Margaretha ilk olarak çok özlediği Hollanda'ya döndü. 1906'da evliliğini yasal olarak da bitirdi. Kızını eski eşine bıraktı ve kendi hayatına yelken açmaya karar verdi. Kendini keşfetmek için dünyayı dolaşmayı istiyordu. Amsterdam, Berlin, Paris ve Viyana'ya gitti. Mata Hari (Şafağın Gözü) takma adıyla dans etmeye başladı. Kısa bir süre içinde eğlence ve şarabın eksik olmadığı masaların baş konusu haline geldi. Gerçek bir seks sembolü, başına buyruk bir kadın olduğu söyleniyordu.
Mata Hari'nin parlak hayatı I. Dünya Savaşı'nın patlamasıyla değişti. Genç kadın tutunacak bir kent arayışı içinde kıtayı bir baştan bir başa katetti. Herhangi bir plan ya da hedefi olmaksızın seyahat ediyordu. Bu seyahatler sırasında çeşitli kademelerden subaylarla tanıştı. Gizli servislerle ilişkisi de bu küçük aşk vakalarıyla başladı. Bu dönemdeki ilişkilerine dair tam bir kanıt hiç bulunamadı, rivayetler, spekülasyonlar hala dağ gibi. Zaten davası sırasında konuşan şahitlerin de söyledikleri şaibeli ve çelişkiliydi. Araştırmaların büyük bir kısmı, Mata Hari'nin çift taraflı çalışan ve kişisel yakınlıklara dayalı olarak çeşitli gizli servislere bilgi sağlayan bir casus olduğunu gösteriyor.
Efsane sürüyor, onca kitap, onca film, onca şarkı yükseldikçe yükseliyor. Ama Margaretha Zelle MacLeod'nın bir insan olarak neler yaşadığı, neler düşündüğü sorusu hala yanıtsız kalıyor. Mata Hari adıyla markalanan hayatın üzerinde kalın bir örtü var, kimseler açamıyor. Bedenini göstermekten çekinmeyen bu kadın, duygularını nasıl böyle gizlemiş?

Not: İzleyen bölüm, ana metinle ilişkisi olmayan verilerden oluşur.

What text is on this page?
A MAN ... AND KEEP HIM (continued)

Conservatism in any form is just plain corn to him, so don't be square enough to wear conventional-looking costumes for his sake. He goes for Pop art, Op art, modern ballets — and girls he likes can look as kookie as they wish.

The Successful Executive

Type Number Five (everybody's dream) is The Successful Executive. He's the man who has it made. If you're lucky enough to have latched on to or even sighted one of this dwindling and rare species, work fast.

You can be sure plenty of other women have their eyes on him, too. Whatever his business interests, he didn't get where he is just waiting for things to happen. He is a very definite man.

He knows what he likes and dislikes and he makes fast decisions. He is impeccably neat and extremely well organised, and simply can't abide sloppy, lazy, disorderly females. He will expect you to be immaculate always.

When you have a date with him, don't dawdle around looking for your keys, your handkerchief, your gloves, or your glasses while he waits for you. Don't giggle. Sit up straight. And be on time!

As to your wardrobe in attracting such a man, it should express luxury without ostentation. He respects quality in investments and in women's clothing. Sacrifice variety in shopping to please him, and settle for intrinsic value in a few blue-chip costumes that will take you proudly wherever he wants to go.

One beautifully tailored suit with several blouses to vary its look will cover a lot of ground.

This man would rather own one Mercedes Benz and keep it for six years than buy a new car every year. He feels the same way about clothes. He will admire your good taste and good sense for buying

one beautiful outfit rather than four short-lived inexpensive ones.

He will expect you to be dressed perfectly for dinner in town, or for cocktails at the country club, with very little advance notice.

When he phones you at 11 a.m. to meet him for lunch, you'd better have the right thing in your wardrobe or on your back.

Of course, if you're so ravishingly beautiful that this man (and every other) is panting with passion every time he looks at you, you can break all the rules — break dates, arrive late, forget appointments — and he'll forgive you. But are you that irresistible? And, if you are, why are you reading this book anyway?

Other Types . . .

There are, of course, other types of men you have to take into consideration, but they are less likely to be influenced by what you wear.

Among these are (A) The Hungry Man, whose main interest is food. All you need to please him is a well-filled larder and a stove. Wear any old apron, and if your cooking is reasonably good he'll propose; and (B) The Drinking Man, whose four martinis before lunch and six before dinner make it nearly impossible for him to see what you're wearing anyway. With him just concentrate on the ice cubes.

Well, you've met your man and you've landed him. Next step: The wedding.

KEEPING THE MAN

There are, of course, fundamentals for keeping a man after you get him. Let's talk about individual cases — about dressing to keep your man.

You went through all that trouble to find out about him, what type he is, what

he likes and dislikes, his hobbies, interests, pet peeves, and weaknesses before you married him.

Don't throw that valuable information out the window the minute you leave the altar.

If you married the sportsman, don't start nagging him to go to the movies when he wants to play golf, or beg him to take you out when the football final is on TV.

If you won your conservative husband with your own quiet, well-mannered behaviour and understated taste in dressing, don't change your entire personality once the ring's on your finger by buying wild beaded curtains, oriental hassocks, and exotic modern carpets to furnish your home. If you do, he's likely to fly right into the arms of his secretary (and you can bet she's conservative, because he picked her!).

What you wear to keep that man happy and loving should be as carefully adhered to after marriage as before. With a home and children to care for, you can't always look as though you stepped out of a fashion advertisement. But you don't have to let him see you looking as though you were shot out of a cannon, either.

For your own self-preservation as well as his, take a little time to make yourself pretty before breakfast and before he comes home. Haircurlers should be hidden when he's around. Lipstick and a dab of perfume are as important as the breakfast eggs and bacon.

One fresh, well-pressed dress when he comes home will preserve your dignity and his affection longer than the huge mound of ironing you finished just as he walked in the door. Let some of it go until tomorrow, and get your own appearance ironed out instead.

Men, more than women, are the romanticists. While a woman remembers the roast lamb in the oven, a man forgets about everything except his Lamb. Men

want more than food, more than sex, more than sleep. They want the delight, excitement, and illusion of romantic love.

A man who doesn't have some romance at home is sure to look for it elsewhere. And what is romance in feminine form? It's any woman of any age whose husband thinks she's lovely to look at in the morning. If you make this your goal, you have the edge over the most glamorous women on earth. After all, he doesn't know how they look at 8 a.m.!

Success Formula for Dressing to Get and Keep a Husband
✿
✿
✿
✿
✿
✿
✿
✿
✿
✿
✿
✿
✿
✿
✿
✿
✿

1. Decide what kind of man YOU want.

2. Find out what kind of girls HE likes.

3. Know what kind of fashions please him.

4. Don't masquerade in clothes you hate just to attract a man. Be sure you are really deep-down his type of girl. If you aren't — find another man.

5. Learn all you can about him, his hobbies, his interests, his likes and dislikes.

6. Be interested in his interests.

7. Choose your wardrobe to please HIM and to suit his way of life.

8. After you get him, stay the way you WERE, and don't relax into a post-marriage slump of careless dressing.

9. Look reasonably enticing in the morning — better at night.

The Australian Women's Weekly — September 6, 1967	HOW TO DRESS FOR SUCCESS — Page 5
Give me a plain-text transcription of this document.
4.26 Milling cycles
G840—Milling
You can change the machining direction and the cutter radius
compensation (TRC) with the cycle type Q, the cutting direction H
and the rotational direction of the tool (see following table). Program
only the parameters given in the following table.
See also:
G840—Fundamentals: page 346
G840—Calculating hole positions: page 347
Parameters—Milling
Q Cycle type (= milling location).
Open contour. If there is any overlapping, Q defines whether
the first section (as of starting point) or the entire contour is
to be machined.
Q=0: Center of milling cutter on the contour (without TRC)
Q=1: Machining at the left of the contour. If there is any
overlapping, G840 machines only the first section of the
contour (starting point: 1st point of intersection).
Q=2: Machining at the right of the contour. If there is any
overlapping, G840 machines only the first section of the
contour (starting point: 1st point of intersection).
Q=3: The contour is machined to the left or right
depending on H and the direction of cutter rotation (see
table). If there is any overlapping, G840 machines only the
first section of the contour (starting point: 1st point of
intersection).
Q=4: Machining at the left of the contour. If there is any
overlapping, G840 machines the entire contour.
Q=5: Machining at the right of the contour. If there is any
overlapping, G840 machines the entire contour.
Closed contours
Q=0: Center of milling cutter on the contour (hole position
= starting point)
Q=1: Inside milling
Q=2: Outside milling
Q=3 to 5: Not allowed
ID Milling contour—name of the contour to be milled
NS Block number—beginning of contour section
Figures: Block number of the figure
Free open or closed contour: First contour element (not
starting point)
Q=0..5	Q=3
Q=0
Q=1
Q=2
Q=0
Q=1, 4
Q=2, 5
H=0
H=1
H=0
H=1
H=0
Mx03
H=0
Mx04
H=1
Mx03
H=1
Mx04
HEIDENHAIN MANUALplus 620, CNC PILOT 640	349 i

Avrupa'yı kıyıp geçiren savaş makineleri onu da içine aldı elbet, sonuçta o hayatı "yaşamayı" seçmemiş miydi? Şimdi fotoğraflarına bir bakın, nasıl gerçek, nasıl hayat dolu, sanki elleri ahenkle hareket ediyor hala, fotoğraf karelerinde bile durağanlaşamıyor Mata Hari. Zaten hayatı "yaşamayı" istediğimizde tek başına dans etmek zorundayız çoğunlukla. Şafağın gözü üzerimizde, üzerimizde.